Towardss an Explanation Facility for Feed-Forward Neural Networks

M. Egmont-Petersen

Dept. of Biophysics, University of Limburg, The Netherlands

E. Pelikan

Institut für Medizinische Statistik und Informationsverarbeitung, Abteilung Medizinische Informatik Universitätsklinikum Benjamin Franklin, FU-Berlin.

Keywords Explanation, neural networks, feature assessment, information content, Bayesian analysis


Feed-forward neural networks have obtained a widespread use for classification tasks since their reintroduction by the PDP-group in the mid eighties. Based on a number of features, cases are classified into one of c classes. When they outperform other types of classifiers, neural networks can be useful for low-level information processing tasks such as, for example, segmentation of CT-images or screening of blood samples in a clinical chemistry laboratory. Their usefulness for higher-order information processing such as the establishment of a diagnosis is, however, impeded by their black-box character [1]. When a case has been classified, it is almost impossible to identify the subset of features that was crucial for assigning the particular class label. A few approaches to explanation have been suggested [2] but they rely on very strict assumptions with respect to the distributions of the features and may generate misleading explanations.

We analyze the problem of explaining the classification of a case by a Bayesian classifier. We define a metric that measures whether a feature is relevant for the classification of a case. Relevant features in a case are those that could cause the classification to change if they were reobserved. Secondly, the relevant features are ranked according to their importance, which is measured by the conditional probability that the case would obtain a different class label if the particular feature were to be reobserved.

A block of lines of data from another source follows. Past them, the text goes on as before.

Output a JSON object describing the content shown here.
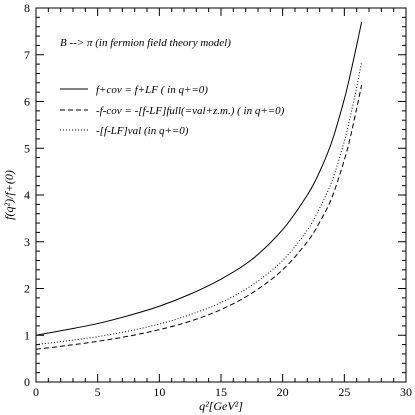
{
  "chart_data": {
    "type": "line",
    "title": "",
    "annotation": "B --> π (in fermion field theory model)",
    "xlabel": "q²[GeV²]",
    "ylabel": "f(q²)/f+(0)",
    "xlim": [
      0,
      30
    ],
    "ylim": [
      0,
      8
    ],
    "xticks": [
      "0",
      "5",
      "10",
      "15",
      "20",
      "25",
      "30"
    ],
    "yticks": [
      "0",
      "1",
      "2",
      "3",
      "4",
      "5",
      "6",
      "7",
      "8"
    ],
    "grid": false,
    "legend_position": "upper-left",
    "series": [
      {
        "name": "f+cov = f+LF ( in q+=0)",
        "style": "solid",
        "x": [
          0,
          2.5,
          5,
          7.5,
          10,
          12.5,
          15,
          17.5,
          20,
          22,
          23,
          24,
          25,
          25.5,
          26,
          26.4
        ],
        "y": [
          1.0,
          1.12,
          1.25,
          1.42,
          1.62,
          1.88,
          2.2,
          2.62,
          3.26,
          4.0,
          4.5,
          5.15,
          6.05,
          6.6,
          7.2,
          7.7
        ]
      },
      {
        "name": "-f-cov = -[f-LF]full(=val+z.m.) ( in q+=0)",
        "style": "dashed",
        "x": [
          0,
          2.5,
          5,
          7.5,
          10,
          12.5,
          15,
          17.5,
          20,
          22,
          23,
          24,
          25,
          25.5,
          26,
          26.4
        ],
        "y": [
          0.7,
          0.78,
          0.87,
          0.98,
          1.12,
          1.3,
          1.55,
          1.9,
          2.4,
          3.0,
          3.42,
          3.95,
          4.75,
          5.25,
          5.85,
          6.35
        ]
      },
      {
        "name": "-[f-LF]val (in q+=0)",
        "style": "dotted",
        "x": [
          0,
          2.5,
          5,
          7.5,
          10,
          12.5,
          15,
          17.5,
          20,
          22,
          23,
          24,
          25,
          25.5,
          26,
          26.4
        ],
        "y": [
          0.8,
          0.88,
          0.97,
          1.09,
          1.24,
          1.44,
          1.7,
          2.07,
          2.6,
          3.25,
          3.72,
          4.3,
          5.15,
          5.7,
          6.3,
          6.85
        ]
      }
    ]
  }
}
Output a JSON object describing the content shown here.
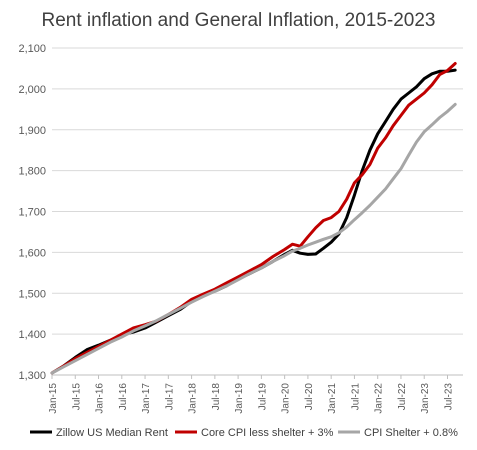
{
  "chart_data": {
    "type": "line",
    "title": "Rent inflation and General Inflation, 2015-2023",
    "xlabel": "",
    "ylabel": "",
    "ylim": [
      1300,
      2100
    ],
    "yticks": [
      "1,300",
      "1,400",
      "1,500",
      "1,600",
      "1,700",
      "1,800",
      "1,900",
      "2,000",
      "2,100"
    ],
    "xticks": [
      "Jan-15",
      "Jul-15",
      "Jan-16",
      "Jul-16",
      "Jan-17",
      "Jul-17",
      "Jan-18",
      "Jul-18",
      "Jan-19",
      "Jul-19",
      "Jan-20",
      "Jul-20",
      "Jan-21",
      "Jul-21",
      "Jan-22",
      "Jul-22",
      "Jan-23",
      "Jul-23"
    ],
    "legend_position": "bottom",
    "grid": "horizontal",
    "series": [
      {
        "name": "Zillow US Median Rent",
        "color": "#000000",
        "points": [
          [
            "Jan-15",
            1305
          ],
          [
            "Apr-15",
            1322
          ],
          [
            "Jul-15",
            1343
          ],
          [
            "Oct-15",
            1362
          ],
          [
            "Jan-16",
            1373
          ],
          [
            "Apr-16",
            1385
          ],
          [
            "Jul-16",
            1398
          ],
          [
            "Oct-16",
            1405
          ],
          [
            "Jan-17",
            1415
          ],
          [
            "Apr-17",
            1430
          ],
          [
            "Jul-17",
            1445
          ],
          [
            "Oct-17",
            1460
          ],
          [
            "Jan-18",
            1480
          ],
          [
            "Apr-18",
            1495
          ],
          [
            "Jul-18",
            1505
          ],
          [
            "Oct-18",
            1518
          ],
          [
            "Jan-19",
            1535
          ],
          [
            "Apr-19",
            1548
          ],
          [
            "Jul-19",
            1562
          ],
          [
            "Oct-19",
            1578
          ],
          [
            "Jan-20",
            1595
          ],
          [
            "Mar-20",
            1605
          ],
          [
            "May-20",
            1598
          ],
          [
            "Jul-20",
            1595
          ],
          [
            "Sep-20",
            1596
          ],
          [
            "Nov-20",
            1610
          ],
          [
            "Jan-21",
            1625
          ],
          [
            "Mar-21",
            1645
          ],
          [
            "May-21",
            1685
          ],
          [
            "Jul-21",
            1740
          ],
          [
            "Sep-21",
            1800
          ],
          [
            "Nov-21",
            1850
          ],
          [
            "Jan-22",
            1890
          ],
          [
            "Mar-22",
            1920
          ],
          [
            "May-22",
            1950
          ],
          [
            "Jul-22",
            1975
          ],
          [
            "Sep-22",
            1990
          ],
          [
            "Nov-22",
            2005
          ],
          [
            "Jan-23",
            2025
          ],
          [
            "Mar-23",
            2037
          ],
          [
            "May-23",
            2043
          ],
          [
            "Jul-23",
            2043
          ],
          [
            "Sep-23",
            2046
          ]
        ]
      },
      {
        "name": "Core CPI less shelter + 3%",
        "color": "#c00000",
        "points": [
          [
            "Jan-15",
            1305
          ],
          [
            "Apr-15",
            1322
          ],
          [
            "Jul-15",
            1340
          ],
          [
            "Oct-15",
            1355
          ],
          [
            "Jan-16",
            1370
          ],
          [
            "Apr-16",
            1385
          ],
          [
            "Jul-16",
            1400
          ],
          [
            "Oct-16",
            1415
          ],
          [
            "Jan-17",
            1423
          ],
          [
            "Apr-17",
            1432
          ],
          [
            "Jul-17",
            1448
          ],
          [
            "Oct-17",
            1465
          ],
          [
            "Jan-18",
            1485
          ],
          [
            "Apr-18",
            1498
          ],
          [
            "Jul-18",
            1510
          ],
          [
            "Oct-18",
            1525
          ],
          [
            "Jan-19",
            1540
          ],
          [
            "Apr-19",
            1555
          ],
          [
            "Jul-19",
            1570
          ],
          [
            "Oct-19",
            1590
          ],
          [
            "Jan-20",
            1607
          ],
          [
            "Mar-20",
            1620
          ],
          [
            "May-20",
            1615
          ],
          [
            "Jul-20",
            1638
          ],
          [
            "Sep-20",
            1660
          ],
          [
            "Nov-20",
            1678
          ],
          [
            "Jan-21",
            1685
          ],
          [
            "Mar-21",
            1700
          ],
          [
            "May-21",
            1730
          ],
          [
            "Jul-21",
            1770
          ],
          [
            "Sep-21",
            1790
          ],
          [
            "Nov-21",
            1815
          ],
          [
            "Jan-22",
            1855
          ],
          [
            "Mar-22",
            1880
          ],
          [
            "May-22",
            1910
          ],
          [
            "Jul-22",
            1935
          ],
          [
            "Sep-22",
            1960
          ],
          [
            "Nov-22",
            1975
          ],
          [
            "Jan-23",
            1990
          ],
          [
            "Mar-23",
            2010
          ],
          [
            "May-23",
            2035
          ],
          [
            "Jul-23",
            2045
          ],
          [
            "Sep-23",
            2062
          ]
        ]
      },
      {
        "name": "CPI Shelter + 0.8%",
        "color": "#a6a6a6",
        "points": [
          [
            "Jan-15",
            1305
          ],
          [
            "Apr-15",
            1320
          ],
          [
            "Jul-15",
            1335
          ],
          [
            "Oct-15",
            1350
          ],
          [
            "Jan-16",
            1365
          ],
          [
            "Apr-16",
            1380
          ],
          [
            "Jul-16",
            1393
          ],
          [
            "Oct-16",
            1408
          ],
          [
            "Jan-17",
            1420
          ],
          [
            "Apr-17",
            1433
          ],
          [
            "Jul-17",
            1448
          ],
          [
            "Oct-17",
            1463
          ],
          [
            "Jan-18",
            1478
          ],
          [
            "Apr-18",
            1492
          ],
          [
            "Jul-18",
            1505
          ],
          [
            "Oct-18",
            1518
          ],
          [
            "Jan-19",
            1533
          ],
          [
            "Apr-19",
            1548
          ],
          [
            "Jul-19",
            1562
          ],
          [
            "Oct-19",
            1578
          ],
          [
            "Jan-20",
            1592
          ],
          [
            "Mar-20",
            1603
          ],
          [
            "May-20",
            1610
          ],
          [
            "Jul-20",
            1618
          ],
          [
            "Sep-20",
            1625
          ],
          [
            "Nov-20",
            1632
          ],
          [
            "Jan-21",
            1638
          ],
          [
            "Mar-21",
            1648
          ],
          [
            "May-21",
            1662
          ],
          [
            "Jul-21",
            1680
          ],
          [
            "Sep-21",
            1697
          ],
          [
            "Nov-21",
            1715
          ],
          [
            "Jan-22",
            1735
          ],
          [
            "Mar-22",
            1755
          ],
          [
            "May-22",
            1780
          ],
          [
            "Jul-22",
            1805
          ],
          [
            "Sep-22",
            1838
          ],
          [
            "Nov-22",
            1870
          ],
          [
            "Jan-23",
            1895
          ],
          [
            "Mar-23",
            1912
          ],
          [
            "May-23",
            1930
          ],
          [
            "Jul-23",
            1945
          ],
          [
            "Sep-23",
            1962
          ]
        ]
      }
    ]
  }
}
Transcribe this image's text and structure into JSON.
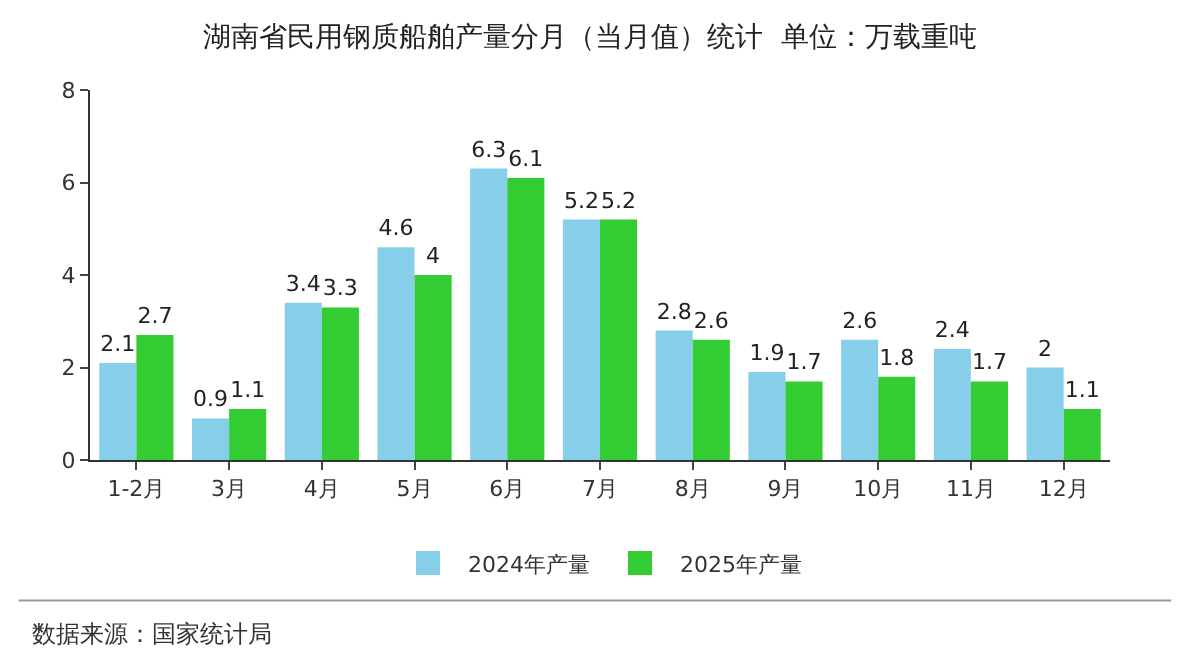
{
  "chart_data": {
    "type": "bar",
    "title": "湖南省民用钢质船舶产量分月（当月值）统计  单位：万载重吨",
    "categories": [
      "1-2月",
      "3月",
      "4月",
      "5月",
      "6月",
      "7月",
      "8月",
      "9月",
      "10月",
      "11月",
      "12月"
    ],
    "series": [
      {
        "name": "2024年产量",
        "color": "#87ceeb",
        "values": [
          2.1,
          0.9,
          3.4,
          4.6,
          6.3,
          5.2,
          2.8,
          1.9,
          2.6,
          2.4,
          2
        ]
      },
      {
        "name": "2025年产量",
        "color": "#33cc33",
        "values": [
          2.7,
          1.1,
          3.3,
          4,
          6.1,
          5.2,
          2.6,
          1.7,
          1.8,
          1.7,
          1.1
        ]
      }
    ],
    "ylim": [
      0,
      8
    ],
    "yticks": [
      0,
      2,
      4,
      6,
      8
    ],
    "grid": false,
    "legend": "bottom",
    "data_labels": true,
    "annotations": [
      "数据来源：国家统计局"
    ]
  }
}
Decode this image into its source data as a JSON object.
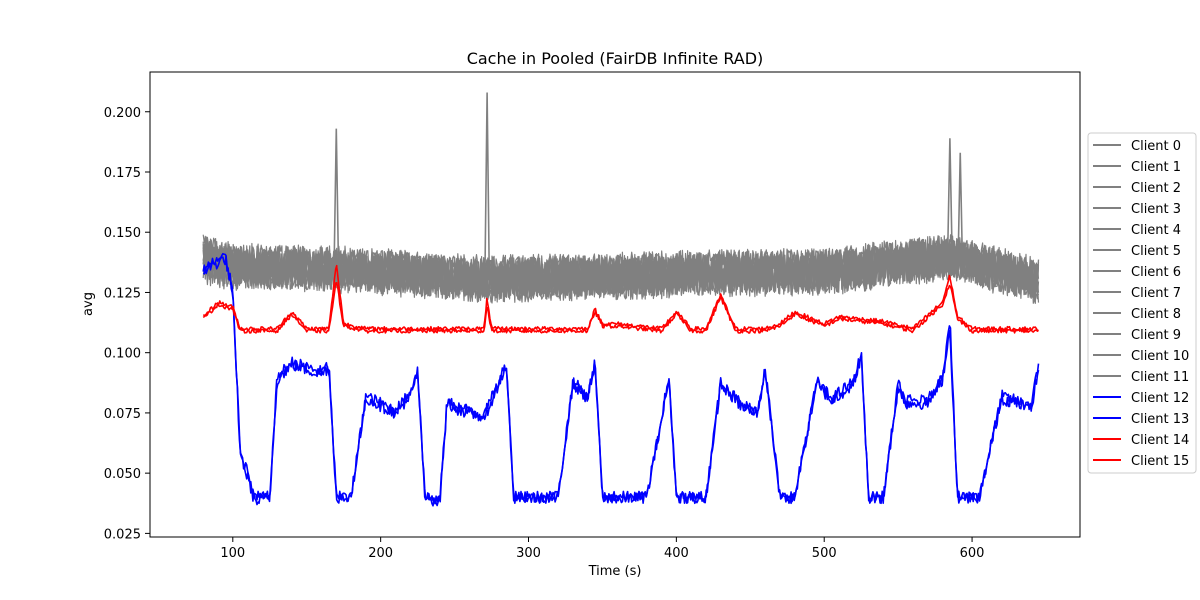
{
  "chart_data": {
    "type": "line",
    "title": "Cache in  Pooled (FairDB Infinite RAD)",
    "xlabel": "Time (s)",
    "ylabel": "avg",
    "xlim": [
      44,
      673
    ],
    "ylim": [
      0.0235,
      0.2165
    ],
    "xticks": [
      100,
      200,
      300,
      400,
      500,
      600
    ],
    "yticks": [
      0.025,
      0.05,
      0.075,
      0.1,
      0.125,
      0.15,
      0.175,
      0.2
    ],
    "ytick_labels": [
      "0.025",
      "0.050",
      "0.075",
      "0.100",
      "0.125",
      "0.150",
      "0.175",
      "0.200"
    ],
    "grid": false,
    "legend_position": "outside right",
    "colors": {
      "gray": "#808080",
      "blue": "#0000ff",
      "red": "#ff0000"
    },
    "series": [
      {
        "name": "Client 0",
        "color": "#808080",
        "group": "gray",
        "base": 0.133,
        "x": [
          80,
          100,
          170,
          272,
          400,
          500,
          585,
          645
        ],
        "y": [
          0.14,
          0.136,
          0.135,
          0.131,
          0.133,
          0.134,
          0.14,
          0.13
        ]
      },
      {
        "name": "Client 1",
        "color": "#808080",
        "group": "gray",
        "base": 0.132,
        "x": [
          80,
          100,
          170,
          272,
          400,
          500,
          585,
          645
        ],
        "y": [
          0.138,
          0.135,
          0.134,
          0.13,
          0.132,
          0.133,
          0.139,
          0.129
        ]
      },
      {
        "name": "Client 2",
        "color": "#808080",
        "group": "gray",
        "base": 0.134,
        "x": [
          80,
          100,
          170,
          272,
          400,
          500,
          585,
          645
        ],
        "y": [
          0.141,
          0.137,
          0.136,
          0.132,
          0.134,
          0.135,
          0.141,
          0.131
        ]
      },
      {
        "name": "Client 3",
        "color": "#808080",
        "group": "gray",
        "base": 0.131,
        "x": [
          80,
          100,
          170,
          272,
          400,
          500,
          585,
          645
        ],
        "y": [
          0.137,
          0.134,
          0.133,
          0.129,
          0.131,
          0.132,
          0.138,
          0.128
        ]
      },
      {
        "name": "Client 4",
        "color": "#808080",
        "group": "gray",
        "base": 0.133,
        "x": [
          80,
          100,
          170,
          272,
          400,
          500,
          585,
          645
        ],
        "y": [
          0.139,
          0.136,
          0.135,
          0.131,
          0.133,
          0.134,
          0.14,
          0.13
        ]
      },
      {
        "name": "Client 5",
        "color": "#808080",
        "group": "gray",
        "base": 0.132,
        "x": [
          80,
          100,
          170,
          272,
          400,
          500,
          585,
          645
        ],
        "y": [
          0.138,
          0.135,
          0.134,
          0.13,
          0.132,
          0.133,
          0.139,
          0.129
        ]
      },
      {
        "name": "Client 6",
        "color": "#808080",
        "group": "gray",
        "base": 0.134,
        "x": [
          80,
          100,
          170,
          272,
          400,
          500,
          585,
          645
        ],
        "y": [
          0.14,
          0.137,
          0.136,
          0.132,
          0.134,
          0.135,
          0.141,
          0.131
        ]
      },
      {
        "name": "Client 7",
        "color": "#808080",
        "group": "gray",
        "base": 0.131,
        "x": [
          80,
          100,
          170,
          272,
          400,
          500,
          585,
          645
        ],
        "y": [
          0.137,
          0.134,
          0.133,
          0.129,
          0.131,
          0.132,
          0.138,
          0.128
        ]
      },
      {
        "name": "Client 8",
        "color": "#808080",
        "group": "gray",
        "base": 0.133,
        "x": [
          80,
          100,
          170,
          272,
          400,
          500,
          585,
          645
        ],
        "y": [
          0.139,
          0.136,
          0.135,
          0.131,
          0.133,
          0.134,
          0.14,
          0.13
        ]
      },
      {
        "name": "Client 9",
        "color": "#808080",
        "group": "gray",
        "base": 0.132,
        "x": [
          80,
          100,
          170,
          272,
          400,
          500,
          585,
          645
        ],
        "y": [
          0.138,
          0.135,
          0.134,
          0.13,
          0.132,
          0.133,
          0.139,
          0.129
        ]
      },
      {
        "name": "Client 10",
        "color": "#808080",
        "group": "gray",
        "base": 0.133,
        "x": [
          80,
          100,
          170,
          272,
          400,
          500,
          585,
          645
        ],
        "y": [
          0.14,
          0.136,
          0.135,
          0.131,
          0.133,
          0.134,
          0.14,
          0.13
        ]
      },
      {
        "name": "Client 11",
        "color": "#808080",
        "group": "gray",
        "base": 0.134,
        "x": [
          80,
          100,
          170,
          272,
          400,
          500,
          585,
          645
        ],
        "y": [
          0.141,
          0.137,
          0.136,
          0.132,
          0.134,
          0.135,
          0.141,
          0.131
        ]
      },
      {
        "name": "Client 12",
        "color": "#0000ff",
        "group": "blue",
        "x": [
          80,
          95,
          100,
          105,
          115,
          125,
          130,
          140,
          160,
          165,
          170,
          180,
          190,
          210,
          220,
          225,
          230,
          240,
          245,
          250,
          270,
          280,
          285,
          290,
          300,
          320,
          330,
          340,
          345,
          350,
          360,
          380,
          395,
          400,
          405,
          420,
          430,
          445,
          455,
          460,
          470,
          480,
          495,
          505,
          520,
          525,
          530,
          540,
          550,
          555,
          570,
          580,
          585,
          590,
          600,
          605,
          620,
          640,
          645
        ],
        "y": [
          0.135,
          0.14,
          0.125,
          0.06,
          0.04,
          0.04,
          0.09,
          0.096,
          0.092,
          0.095,
          0.04,
          0.04,
          0.082,
          0.076,
          0.083,
          0.093,
          0.04,
          0.039,
          0.08,
          0.078,
          0.074,
          0.088,
          0.096,
          0.04,
          0.04,
          0.04,
          0.088,
          0.082,
          0.096,
          0.04,
          0.04,
          0.04,
          0.09,
          0.04,
          0.04,
          0.04,
          0.088,
          0.078,
          0.076,
          0.094,
          0.04,
          0.04,
          0.088,
          0.081,
          0.088,
          0.1,
          0.04,
          0.04,
          0.087,
          0.08,
          0.08,
          0.09,
          0.115,
          0.04,
          0.04,
          0.04,
          0.082,
          0.078,
          0.095
        ]
      },
      {
        "name": "Client 13",
        "color": "#0000ff",
        "group": "blue",
        "x": [
          80,
          95,
          100,
          105,
          115,
          125,
          130,
          140,
          160,
          165,
          170,
          180,
          190,
          210,
          220,
          225,
          230,
          240,
          245,
          250,
          270,
          280,
          285,
          290,
          300,
          320,
          330,
          340,
          345,
          350,
          360,
          380,
          395,
          400,
          405,
          420,
          430,
          445,
          455,
          460,
          470,
          480,
          495,
          505,
          520,
          525,
          530,
          540,
          550,
          555,
          570,
          580,
          585,
          590,
          600,
          605,
          620,
          640,
          645
        ],
        "y": [
          0.134,
          0.139,
          0.124,
          0.058,
          0.038,
          0.04,
          0.089,
          0.095,
          0.091,
          0.094,
          0.04,
          0.04,
          0.081,
          0.075,
          0.082,
          0.092,
          0.04,
          0.038,
          0.079,
          0.077,
          0.073,
          0.087,
          0.095,
          0.04,
          0.04,
          0.04,
          0.087,
          0.081,
          0.095,
          0.04,
          0.04,
          0.04,
          0.089,
          0.04,
          0.04,
          0.04,
          0.087,
          0.077,
          0.075,
          0.093,
          0.04,
          0.04,
          0.087,
          0.08,
          0.087,
          0.099,
          0.04,
          0.04,
          0.086,
          0.079,
          0.079,
          0.089,
          0.11,
          0.04,
          0.04,
          0.04,
          0.081,
          0.077,
          0.094
        ]
      },
      {
        "name": "Client 14",
        "color": "#ff0000",
        "group": "red",
        "x": [
          80,
          90,
          100,
          105,
          130,
          140,
          150,
          165,
          170,
          175,
          190,
          200,
          260,
          270,
          272,
          275,
          340,
          345,
          350,
          360,
          390,
          400,
          410,
          420,
          430,
          440,
          460,
          470,
          480,
          500,
          510,
          540,
          560,
          580,
          585,
          590,
          600,
          620,
          645
        ],
        "y": [
          0.115,
          0.121,
          0.119,
          0.11,
          0.11,
          0.117,
          0.11,
          0.11,
          0.137,
          0.112,
          0.11,
          0.11,
          0.11,
          0.11,
          0.123,
          0.11,
          0.11,
          0.118,
          0.112,
          0.112,
          0.11,
          0.117,
          0.11,
          0.11,
          0.124,
          0.11,
          0.11,
          0.112,
          0.117,
          0.112,
          0.115,
          0.113,
          0.11,
          0.121,
          0.132,
          0.115,
          0.11,
          0.11,
          0.11
        ]
      },
      {
        "name": "Client 15",
        "color": "#ff0000",
        "group": "red",
        "x": [
          80,
          90,
          100,
          105,
          130,
          140,
          150,
          165,
          170,
          175,
          190,
          200,
          260,
          270,
          272,
          275,
          340,
          345,
          350,
          360,
          390,
          400,
          410,
          420,
          430,
          440,
          460,
          470,
          480,
          500,
          510,
          540,
          560,
          580,
          585,
          590,
          600,
          620,
          645
        ],
        "y": [
          0.114,
          0.12,
          0.118,
          0.109,
          0.109,
          0.116,
          0.109,
          0.109,
          0.13,
          0.111,
          0.109,
          0.109,
          0.109,
          0.109,
          0.12,
          0.109,
          0.109,
          0.117,
          0.111,
          0.111,
          0.109,
          0.116,
          0.109,
          0.109,
          0.123,
          0.109,
          0.109,
          0.111,
          0.116,
          0.111,
          0.114,
          0.112,
          0.109,
          0.12,
          0.129,
          0.114,
          0.109,
          0.109,
          0.109
        ]
      }
    ],
    "annotations_peaks": [
      {
        "series": "Client 0",
        "x": 170,
        "y": 0.193
      },
      {
        "series": "Client 1",
        "x": 272,
        "y": 0.208
      },
      {
        "series": "Client 2",
        "x": 585,
        "y": 0.189
      },
      {
        "series": "Client 3",
        "x": 592,
        "y": 0.183
      }
    ]
  }
}
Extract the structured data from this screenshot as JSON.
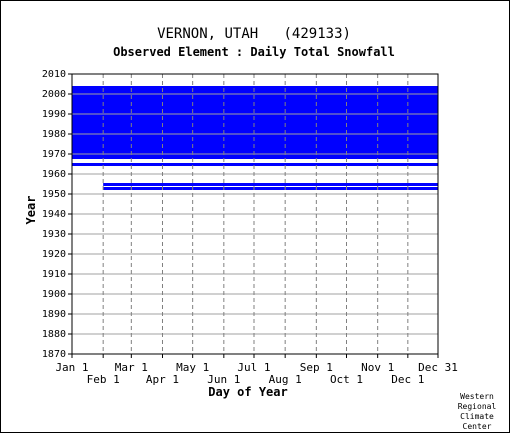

It is shown how the Bayesian definitions of relevance and importance apply to a neural network. We define a metric to assess which features are relevant for the classification of a case by a neural network and a metric to rank the features according to their importance for the classification. Both metrics use a numeric approach, which has been developed for other purposes, to identify the conditional class-boundaries.

[1] A. Hart, J. Wyatt. "Connectionist models in medicine: an investigation of their potential", In: AIME- 89, Springer Verlag, Heidelberg, pp. 115- 124, 1989.

[2] R.F. Harrison, S.J. Marshall, R.L. Kennedy. "A connectionist aid to the early diagnosis of myocardial infarction", In: AIME- 91, Springer Verlag, Heidelberg, pp. 119- 128, 1991.